The Corporate Governance and Nominating Committee will consider all stockholder recommendations for candidates for the Board, which should be sent to the Committee, c/o George G. O’Brien, Chief Legal Officer and Secretary, Bristol West Holdings, Inc., 5701 Stirling Road, Davie, FL 33314. In addition to considering candidates suggested by stockholders, the Committee considers candidates recommended by current directors, company officers, employees and others. The Committee screens all candidates in the same manner regardless of the source of the recommendation. The Committee reviews all written materials provided with respect to the candidate. The Committee determines whether the candidate meets the Company's qualifications for directors and whether requesting additional information or an
 
6

 
interview is appropriate. Among the factors considered by the Committee in evaluating candidates for director are their integrity and reputation, business experience and judgment, and ability to work effectively with other directors.
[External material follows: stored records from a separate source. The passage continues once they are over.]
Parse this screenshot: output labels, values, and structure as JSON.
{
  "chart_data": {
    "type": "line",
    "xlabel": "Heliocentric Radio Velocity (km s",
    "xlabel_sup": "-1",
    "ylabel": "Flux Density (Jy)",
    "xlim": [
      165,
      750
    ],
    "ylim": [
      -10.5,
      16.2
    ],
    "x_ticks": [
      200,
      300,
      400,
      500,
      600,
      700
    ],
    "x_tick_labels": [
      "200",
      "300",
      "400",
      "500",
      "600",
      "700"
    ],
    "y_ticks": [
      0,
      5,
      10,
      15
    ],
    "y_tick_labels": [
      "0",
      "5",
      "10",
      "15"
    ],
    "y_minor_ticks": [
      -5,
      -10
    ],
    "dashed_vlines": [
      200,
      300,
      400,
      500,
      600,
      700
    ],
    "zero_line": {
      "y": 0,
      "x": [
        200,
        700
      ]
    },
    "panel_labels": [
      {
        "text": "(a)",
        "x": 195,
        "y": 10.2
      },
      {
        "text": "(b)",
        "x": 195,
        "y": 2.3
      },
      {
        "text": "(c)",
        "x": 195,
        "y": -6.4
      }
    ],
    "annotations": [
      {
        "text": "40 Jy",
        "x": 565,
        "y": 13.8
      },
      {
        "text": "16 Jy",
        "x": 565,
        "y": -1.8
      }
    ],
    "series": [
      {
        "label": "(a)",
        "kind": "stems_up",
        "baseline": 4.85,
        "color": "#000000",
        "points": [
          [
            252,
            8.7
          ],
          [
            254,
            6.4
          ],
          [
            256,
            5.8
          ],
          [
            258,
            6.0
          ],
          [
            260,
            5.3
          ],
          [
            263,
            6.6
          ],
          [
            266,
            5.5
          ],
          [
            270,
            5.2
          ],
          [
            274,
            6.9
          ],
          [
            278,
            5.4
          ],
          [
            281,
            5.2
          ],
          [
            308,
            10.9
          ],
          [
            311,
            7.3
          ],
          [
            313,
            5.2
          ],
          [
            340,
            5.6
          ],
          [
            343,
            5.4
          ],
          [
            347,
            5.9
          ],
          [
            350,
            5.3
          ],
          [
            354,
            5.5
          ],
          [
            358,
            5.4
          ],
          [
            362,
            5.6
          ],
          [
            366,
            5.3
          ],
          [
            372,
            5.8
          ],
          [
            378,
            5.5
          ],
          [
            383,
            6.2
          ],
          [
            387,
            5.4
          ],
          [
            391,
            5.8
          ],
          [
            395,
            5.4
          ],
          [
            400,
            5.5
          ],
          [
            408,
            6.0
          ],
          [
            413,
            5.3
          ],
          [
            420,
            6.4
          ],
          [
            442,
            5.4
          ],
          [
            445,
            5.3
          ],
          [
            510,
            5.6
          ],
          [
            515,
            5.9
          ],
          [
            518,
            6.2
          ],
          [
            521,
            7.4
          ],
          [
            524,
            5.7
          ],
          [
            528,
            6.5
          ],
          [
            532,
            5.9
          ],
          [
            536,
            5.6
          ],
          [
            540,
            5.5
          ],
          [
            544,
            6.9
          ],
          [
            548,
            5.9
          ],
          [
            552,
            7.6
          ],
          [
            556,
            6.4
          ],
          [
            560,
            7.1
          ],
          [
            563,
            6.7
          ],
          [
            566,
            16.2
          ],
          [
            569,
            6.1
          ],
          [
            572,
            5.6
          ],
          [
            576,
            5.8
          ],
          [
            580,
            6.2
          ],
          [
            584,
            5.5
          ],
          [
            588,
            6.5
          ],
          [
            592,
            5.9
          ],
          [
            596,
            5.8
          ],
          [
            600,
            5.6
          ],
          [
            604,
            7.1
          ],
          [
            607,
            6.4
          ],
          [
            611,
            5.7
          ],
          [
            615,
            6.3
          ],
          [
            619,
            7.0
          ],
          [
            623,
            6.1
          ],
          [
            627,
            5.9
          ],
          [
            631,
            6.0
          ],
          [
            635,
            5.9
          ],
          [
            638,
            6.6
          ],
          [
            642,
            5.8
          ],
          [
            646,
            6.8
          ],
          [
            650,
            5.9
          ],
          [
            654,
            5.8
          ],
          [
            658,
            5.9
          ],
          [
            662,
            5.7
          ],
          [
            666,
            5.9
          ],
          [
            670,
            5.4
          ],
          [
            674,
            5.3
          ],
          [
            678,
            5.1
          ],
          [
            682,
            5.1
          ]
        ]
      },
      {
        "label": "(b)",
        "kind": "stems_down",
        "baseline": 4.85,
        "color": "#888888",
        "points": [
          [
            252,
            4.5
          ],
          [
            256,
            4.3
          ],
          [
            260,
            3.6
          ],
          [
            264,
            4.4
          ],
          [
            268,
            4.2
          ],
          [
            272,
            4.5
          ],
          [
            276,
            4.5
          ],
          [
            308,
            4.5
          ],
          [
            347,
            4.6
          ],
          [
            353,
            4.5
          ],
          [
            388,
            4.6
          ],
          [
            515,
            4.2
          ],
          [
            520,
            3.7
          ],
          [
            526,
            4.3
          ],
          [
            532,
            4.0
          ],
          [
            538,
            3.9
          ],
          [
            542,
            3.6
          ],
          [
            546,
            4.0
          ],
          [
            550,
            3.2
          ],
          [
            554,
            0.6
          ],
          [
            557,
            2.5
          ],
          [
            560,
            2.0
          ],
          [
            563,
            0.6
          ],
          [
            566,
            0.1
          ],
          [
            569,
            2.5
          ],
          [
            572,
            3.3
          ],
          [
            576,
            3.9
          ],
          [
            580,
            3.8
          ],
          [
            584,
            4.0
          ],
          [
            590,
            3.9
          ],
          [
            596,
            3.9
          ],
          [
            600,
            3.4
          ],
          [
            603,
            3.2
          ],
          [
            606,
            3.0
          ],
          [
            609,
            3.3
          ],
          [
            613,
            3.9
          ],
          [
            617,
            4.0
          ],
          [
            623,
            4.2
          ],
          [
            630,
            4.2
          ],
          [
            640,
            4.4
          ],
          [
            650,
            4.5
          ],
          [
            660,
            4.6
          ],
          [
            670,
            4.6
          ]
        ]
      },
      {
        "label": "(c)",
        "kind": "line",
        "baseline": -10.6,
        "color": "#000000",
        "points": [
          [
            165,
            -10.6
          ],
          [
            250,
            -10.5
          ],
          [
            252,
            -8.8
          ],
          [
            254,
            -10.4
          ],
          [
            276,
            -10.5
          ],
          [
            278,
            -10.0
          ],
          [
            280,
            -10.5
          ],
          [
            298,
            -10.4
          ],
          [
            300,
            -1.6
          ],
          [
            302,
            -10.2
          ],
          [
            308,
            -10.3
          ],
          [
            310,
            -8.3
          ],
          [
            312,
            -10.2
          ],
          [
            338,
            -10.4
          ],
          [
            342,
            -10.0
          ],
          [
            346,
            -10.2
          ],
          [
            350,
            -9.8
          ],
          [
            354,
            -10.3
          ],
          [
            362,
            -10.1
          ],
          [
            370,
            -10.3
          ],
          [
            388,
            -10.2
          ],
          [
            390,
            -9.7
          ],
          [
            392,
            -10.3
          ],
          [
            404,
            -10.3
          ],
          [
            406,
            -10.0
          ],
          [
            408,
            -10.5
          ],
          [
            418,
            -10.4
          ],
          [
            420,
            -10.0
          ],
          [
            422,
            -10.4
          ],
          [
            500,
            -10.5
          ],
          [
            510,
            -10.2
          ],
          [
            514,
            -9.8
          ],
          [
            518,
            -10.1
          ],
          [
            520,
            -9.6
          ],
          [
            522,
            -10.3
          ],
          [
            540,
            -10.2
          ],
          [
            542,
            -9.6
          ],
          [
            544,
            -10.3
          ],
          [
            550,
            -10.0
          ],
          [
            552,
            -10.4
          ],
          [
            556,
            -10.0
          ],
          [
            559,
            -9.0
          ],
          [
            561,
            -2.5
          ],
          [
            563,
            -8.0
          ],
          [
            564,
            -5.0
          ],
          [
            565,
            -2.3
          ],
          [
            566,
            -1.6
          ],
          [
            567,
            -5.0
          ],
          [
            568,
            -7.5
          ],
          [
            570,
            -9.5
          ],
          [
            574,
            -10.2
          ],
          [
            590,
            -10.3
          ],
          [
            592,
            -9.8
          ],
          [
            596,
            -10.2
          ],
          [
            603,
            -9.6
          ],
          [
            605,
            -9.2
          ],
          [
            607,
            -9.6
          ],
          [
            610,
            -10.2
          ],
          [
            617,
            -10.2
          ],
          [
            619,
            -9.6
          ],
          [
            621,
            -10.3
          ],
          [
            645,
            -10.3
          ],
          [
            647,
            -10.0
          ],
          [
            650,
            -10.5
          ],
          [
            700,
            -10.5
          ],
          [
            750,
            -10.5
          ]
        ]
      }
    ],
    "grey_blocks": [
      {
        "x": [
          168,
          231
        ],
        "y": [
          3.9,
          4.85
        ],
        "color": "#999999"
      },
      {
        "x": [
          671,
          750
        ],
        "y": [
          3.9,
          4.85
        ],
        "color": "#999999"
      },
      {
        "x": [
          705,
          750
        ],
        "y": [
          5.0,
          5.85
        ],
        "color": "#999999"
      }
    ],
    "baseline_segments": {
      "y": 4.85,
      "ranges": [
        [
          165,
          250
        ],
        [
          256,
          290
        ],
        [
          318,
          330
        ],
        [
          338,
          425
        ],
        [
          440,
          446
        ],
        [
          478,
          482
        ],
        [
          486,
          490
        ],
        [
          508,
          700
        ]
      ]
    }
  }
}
The Board adopted a Code of Conduct and Business Ethics Policy for all directors and Company employees. The Board also adopted a Code of Conduct and Business Ethics Policy for the Chief Executive Officer and Senior Financial Officers. Copies of both policies can be found on the Company’s website at www.bristolwest.com .

The Chairman and Chief Executive Officer is responsible for establishing effective communications with the Company’s stakeholder groups, including stockholders, the press, clients, suppliers, governments and representatives of the communities in which it operates. It is the policy of the Company to appoint individuals to communicate and interact fully with these stakeholders and the Board will look to senior management to speak for the Company. This policy does not preclude outside directors from communicating directly with stockholders or other constituencies about Company matters, but any such communications will generally be held at the request of the Board or senior management with senior management present. A stockholder may communicate with the independent directors or propose an individual to the Corporate Governance and Nominating Committee for its consideration as a nominee for election to the Board by writing to the Corporate Secretary at Bristol West Holdings, Inc., 5701 Stirling Road, Davie, Florida 33314.